Extraterritoriality - Twenty-first century extraterritoriality

For the most part, the extraterritoriality system that prevailed in the nineteenth century, and was maintained, especially in China, down to World War II, is now a relic of the past. However, military status-of-forces agreements negotiated after World War II with Japan, Korea, Taiwan, and the Philippines, among others, embody in a new form extraterritorial jurisdiction affecting American military personnel abroad. However, the abandonment of regional or national extraterritoriality by the United States did not mean the abrogation of all extraterritorial claims. Beginning in 1945, U.S. courts commenced redefining the scope of their sovereign jurisdiction over the activities of American corporations doing business abroad.

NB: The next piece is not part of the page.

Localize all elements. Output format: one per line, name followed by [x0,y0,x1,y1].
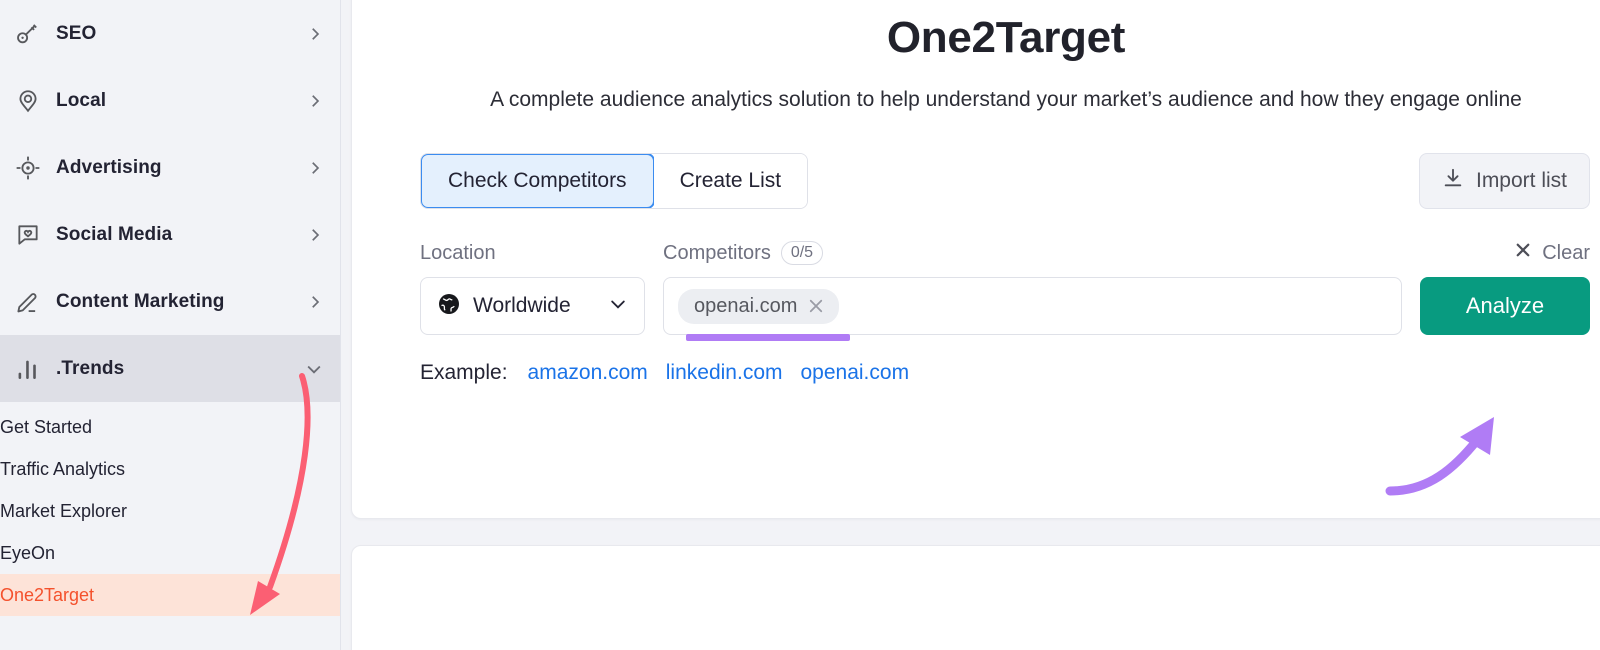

In three significant cases the United States broadened the definition of sovereignty and proprietary economic hegemony. Authority for such claims was the Sherman Antitrust Act of 1890. However, in its first substantive ruling involving application of the Sherman Act to overseas commercial disputes, the Supreme Court issued a narrow opinion restricting extraterritorial rights. In American Banana Company v. United Fruit Company (13 U.S. 347), the Court asserted in essence that extraterritoriality was appropriate only on the high seas or in countries where unjust laws prevailed. Subsequently, it declined to assert the jurisdiction of U.S. courts in Costa Rica and stated that the Sherman Act did not apply outside of American sovereign (that is, territorial) jurisdiction. Indeed, in a similar case, Underhill v. Hernandez (168 U.S. 250), the Court ruled that "Every sovereign State is bound to respect the independence of every other sovereign State, and the courts of one country will not sit in judgment on the acts of the government of another done within its own country."

Since World War II, the Supreme Court has abandoned this narrow interpretation of sovereignty. In a series of rulings— United States v. Aluminum Company of America (148 U.S.2d 416), Timberlane Lumber Company v. Bank of America Nt&SA (549 F.2d 597), and Mannington Mills, Inc. v. Congoleum Corp. (595 F.2d 1287)—the Court has evolved complex tests for ascertaining what constitutes an "act of state," and has come to justify claims of extraterritorial jurisdiction to address the growing economic interdependence of the global economy. It would appear that the United States gradually has broadened the nineteenth-century definition of exclusive territorial sovereignty, now clearly transcended by twenty-first-century developments. It has been replaced by new legal conceptions of sovereignty and by the principles of universal rights that are imperative in international relations, especially in developing countries that once were colonies. There appears to be a growing legal sensitivity to the global impacts of activities by states beyond narrowly territorial considerations that will challenge them to creatively define what were once condoned as "extraterritorial rights."

Finally, it is appropriate to note the application of extraterritoriality in matters of ocean travel, airspace, and international terrorists. Whereas private vessels are subject to local laws, rights of extraterritoriality extend to state-owned vessels in foreign territorial waterways and ports, where they are customarily exempt from local jurisdiction. Likewise, the advent of national "territorial airspace" has given rise to extraterritorial claims, although such claims have found little consensus for an international regime beyond limited bilateral agreements.

In response to terrorist attacks on U.S. embassies and their personnel, in 1999, Congress passed, and President Bill Clinton signed into law, legislation making terrorism abroad a crime punishable as if the attack occurred in the United States (and thus was subject to U.S. laws). In accordance with normal diplomatic practice, the United States retains jurisdiction over its diplomatic officials abroad. It also claims jurisdiction over U.S. military personnel on American military bases abroad. The United States has also criminalized some activities engaged in by Americans abroad. For example, the Foreign Corrupt Practices Act prohibits American companies from paying bribes to foreign officials. However, this legislation is very different from the past practice of extraterritorial jurisdiction over Americans abroad, because it covers American companies. It is, in a sense, a hybrid of regional and global extraterritoriality.

Many states have enacted "blocking statutes" that prevent their citizens and companies from complying with American extraterritorial laws and court rulings. They include Australia, Canada, Denmark, Finland, France, Italy, Japan, Mexico, New Zealand, Norway, Sweden, Switzerland, and the United Kingdom. The European Union and the Organization of American States have also lodged formal protests against American extraterritorial claims.

Clearly, then, the concept of extraterritoriality historically has been an evolving expression of state sovereignty, which, one suspects, will continue to transform to meet the needs of an everchanging international system.